Secondo gli analisti del SITE, lo stile degli attentati è coerente con la consuetudine dell’Isis di massacrare in modo indiscriminato le persone, scelta che è contraria agli orientamenti diffusi da Al-Qaeda. Nella direttiva del 2013, infatti, Ayman al-Zawahiri, capo di Al-Qaeda, aveva imposto ai militanti operativi di evitare attacchi che potrebbero determinare la morte accidentale di fedeli mussulmani, oppure di donne e di bambini. Nella direttiva, si vieta di avere come obiettivi i mercati, ad esempio, perché potrebbero restare uccisi mussulmani innocenti. Inoltre, il capo di al Qaeda ha sempre detto di punire e uccidere i simboli, come, secondo gli analisti del SITE, è avvenuto nel caso dell’eccidio di Charlie Hebdo, considerato blasfemo “agli occhi del profeta Maometto”.

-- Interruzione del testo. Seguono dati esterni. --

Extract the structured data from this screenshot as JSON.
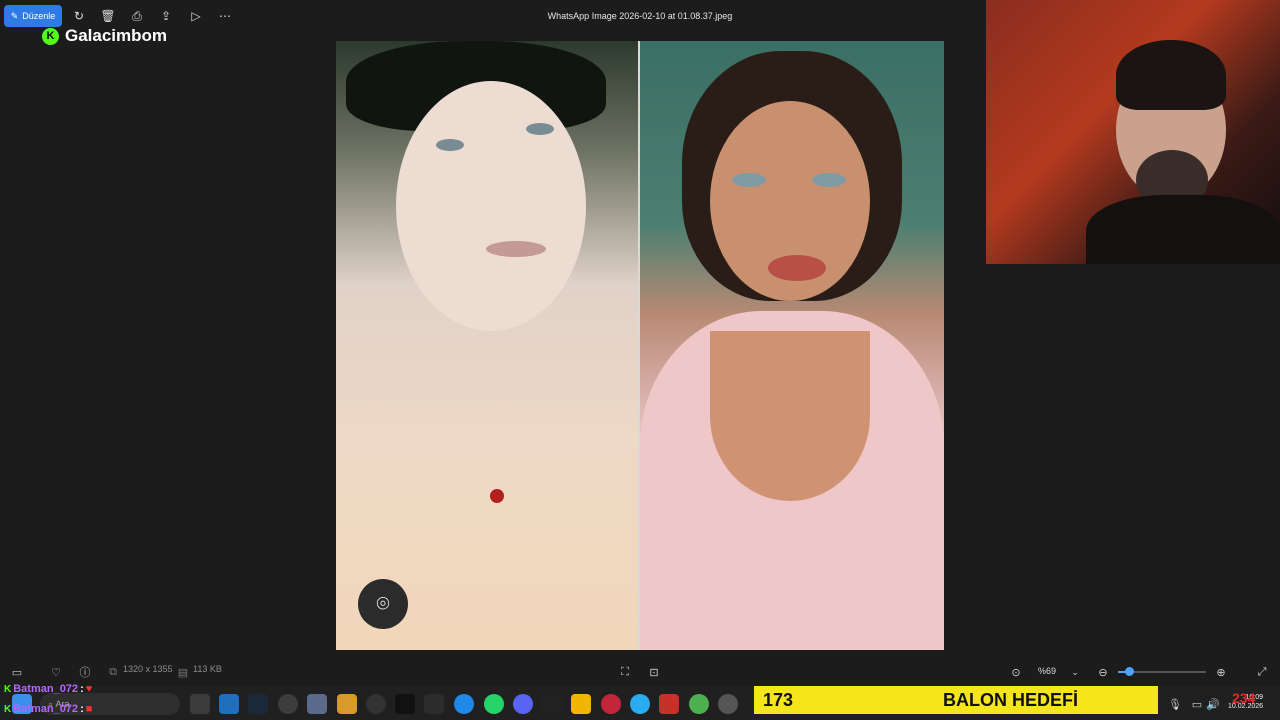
{
  "toolbar": {
    "edit_label": "Düzenle",
    "window_title": "WhatsApp Image 2026-02-10 at 01.08.37.jpeg"
  },
  "brand": {
    "badge": "K",
    "name": "Galacimbom"
  },
  "image": {
    "lens_icon": "visual-search-icon"
  },
  "info_bar": {
    "dimensions": "1320 x 1355",
    "file_size": "113 KB",
    "zoom": "%69",
    "zoom_level": 0.12
  },
  "chat": [
    {
      "name": "Batman_072",
      "colon": ":"
    },
    {
      "name": "Batman_072",
      "colon": ":"
    }
  ],
  "taskbar": {
    "search_placeholder": "Ara"
  },
  "goal": {
    "count": "173",
    "label": "BALON HEDEFİ"
  },
  "tray": {
    "overlay": "234",
    "time": "10:09",
    "date": "10.02.2026"
  },
  "colors": {
    "accent": "#2f7be5",
    "goal_bg": "#f5e61b",
    "kick_green": "#53fc18",
    "chat_name": "#b366ff"
  }
}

Il SITE ha intercettato una serie di post di un miliziano olandese di al Qaeda in Siria e l’ha tradotta, scoprendo cose molto interessanti. “AlQaeda si concentra più su obiettivi militari e politici”, scrive l’olandese, “che sui civili. Ecco perché questo è un attacco dell’Isis”. Il miliziano olandese di al Qaeda si firma col nome arabo, Abu Saeed Al-Halabi. Infine, il SITE scrive nella sua nota che la “misura della celebrazione mai vista prima online degli atti terroristici di Parigi, da parte dei fanatici dell’Isis, conferma che si tratta di azioni molto più coordinate, fin dall’inizio, dalla elaborazione, e non solo dopo l’esecuzione”.